Wang Chuantao, Wang Saishuo, Shao Shuo, Zhai Jiliang
Beijing University of Civil Engineering and Architecture, School of Electromechanical and Vehicle Engineering, Beijing, China.
Department of Orthopedics, Peking Union Medical College Hospital, Beijing, China.
Quant Imaging Med Surg. 2024 Dec 5;14(12):8551-8567. doi: 10.21037/qims-24-985. Epub 2024 Nov 13.
Fast and accurate automatic segmentation of polyps in colonoscopy plays a crucial role in the early diagnosis and treatment of colon cancer. However, the current polyp segmentation algorithms based on deep neural networks suffer from the problems of larger models and lower segmentation accuracy. Meanwhile, achieving accurate segmentation of polyps is to improve the diagnostic efficiency of doctors, and this need motivates us to develop a set of lightweight models so that it can be easily embedded in clinical devices to meet the requirements of practical applications. This study aims to provide effective technical support for the rapid and precise segmentation of polyps in clinical applications.
DeepNeXt, an innovative polyp segmentation model grounded in multi-scale attention mechanisms. DeepNeXt incorporates a multi-stage, lightweight convolutional encoder module, leveraging several lightweight convolutional layers for efficient and accurate feature extraction. Furthermore, it features a novel multi-stage feature fusion structure designed to circumvent the potential loss of feature information during the encoding phase. Additionally, the model employs a multi-scale attentional feature encoding module that harnesses multi-branch deep strip convolution techniques to extract multi-dimensional information from the feature maps post-encoding, thereby enhancing the neural network's capability to extract diverse feature information.

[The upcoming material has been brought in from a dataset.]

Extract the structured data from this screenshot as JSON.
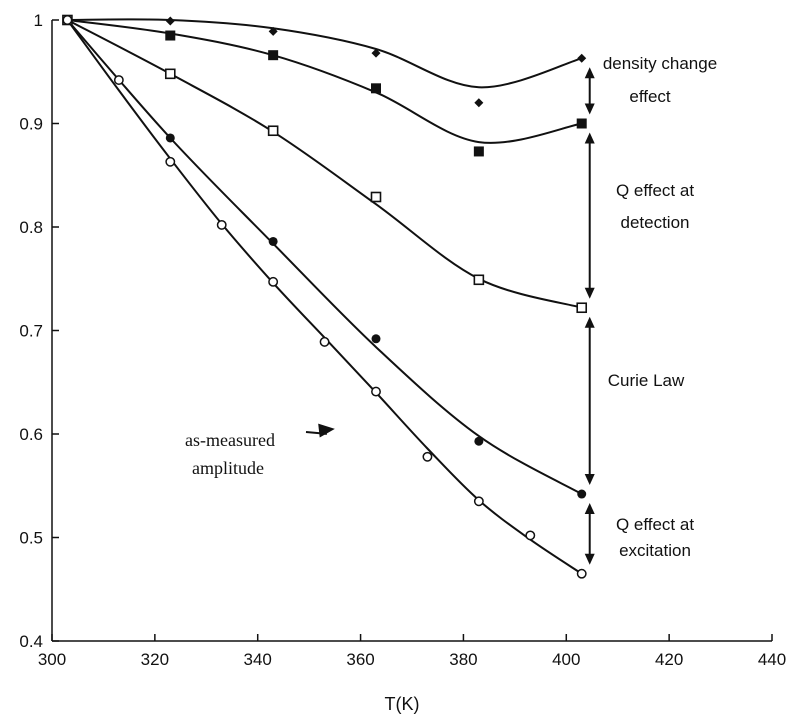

Experimental validation on the Kvasir Segmentation Dataset (Kvasir-SEG dataset) and Colorectal Cancer-Clinic Datasetbase (CVC-ClinicDB datasets) demonstrates that DeepNeXt outperforms mainstream networks such as U-net, U-net++, TransUnet, SwinUnet, and TGANet in terms of parameters and floating-point operations (FLOPs). DeepNeXt achieved a FLOPs metric of only 3.04 G and a parameters (Params) metric of just 1.51 M, while delivering exceptional performance in segmentation. On the Kvasir-SEG dataset, it reached a mean intersection over union (mIOU) of 83.91, and on the CVC-ClinicDB dataset, 87.37. Additionally, the Dice and Recall metrics also showed superior results, highlighting that DeepNeXt strikes an optimal balance between computational efficiency, model compactness, and segmentation accuracy.
In conclusion, we have proposed the DeepNeXt network, a novel lightweight multi-scale attention segmentation network tailored for computationally limited medical devices, which provides strong support for accurate and efficient polyp segmentation in clinical applications.
结肠镜检查中息肉的快速准确自动分割在结肠癌的早期诊断和治疗中起着至关重要的作用。然而,当前基于深度神经网络的息肉分割算法存在模型较大和分割精度较低的问题。同时,实现息肉的准确分割是为了提高医生的诊断效率,这种需求促使我们开发一组轻量级模型,以便能够轻松嵌入临床设备以满足实际应用的要求。本研究旨在为临床应用中息肉的快速精确分割提供有效的技术支持。
DeepNeXt,一种基于多尺度注意力机制的创新息肉分割模型。DeepNeXt包含一个多阶段的轻量级卷积编码器模块,利用多个轻量级卷积层进行高效准确的特征提取。此外,它具有一种新颖的多阶段特征融合结构,旨在避免编码阶段特征信息的潜在损失。此外,该模型采用多尺度注意力特征编码模块,利用多分支深度带状卷积技术在编码后从特征图中提取多维信息,从而增强神经网络提取多样化特征信息的能力。
在Kvasir分割数据集(Kvasir-SEG数据集)和结直肠癌临床数据集(CVC-ClinicDB数据集)上的实验验证表明,DeepNeXt在参数和浮点运算(FLOPs)方面优于U-net、U-net++、TransUnet、SwinUnet和TGANet等主流网络。DeepNeXt的FLOPs指标仅为3.04 G,参数(Params)指标仅为1.51 M,同时在分割方面表现出色。在Kvasir-SEG数据集上,它的平均交并比(mIOU)达到83.91,在CVC-ClinicDB数据集上达到87.37。此外,Dice和召回率指标也显示出优异的结果,突出表明DeepNeXt在计算效率、模型紧凑性和分割精度之间达到了最佳平衡。
总之,我们提出了DeepNeXt网络,这是一种专为计算能力有限的医疗设备量身定制的新型轻量级多尺度注意力分割网络,为临床应用中准确高效的息肉分割提供了有力支持。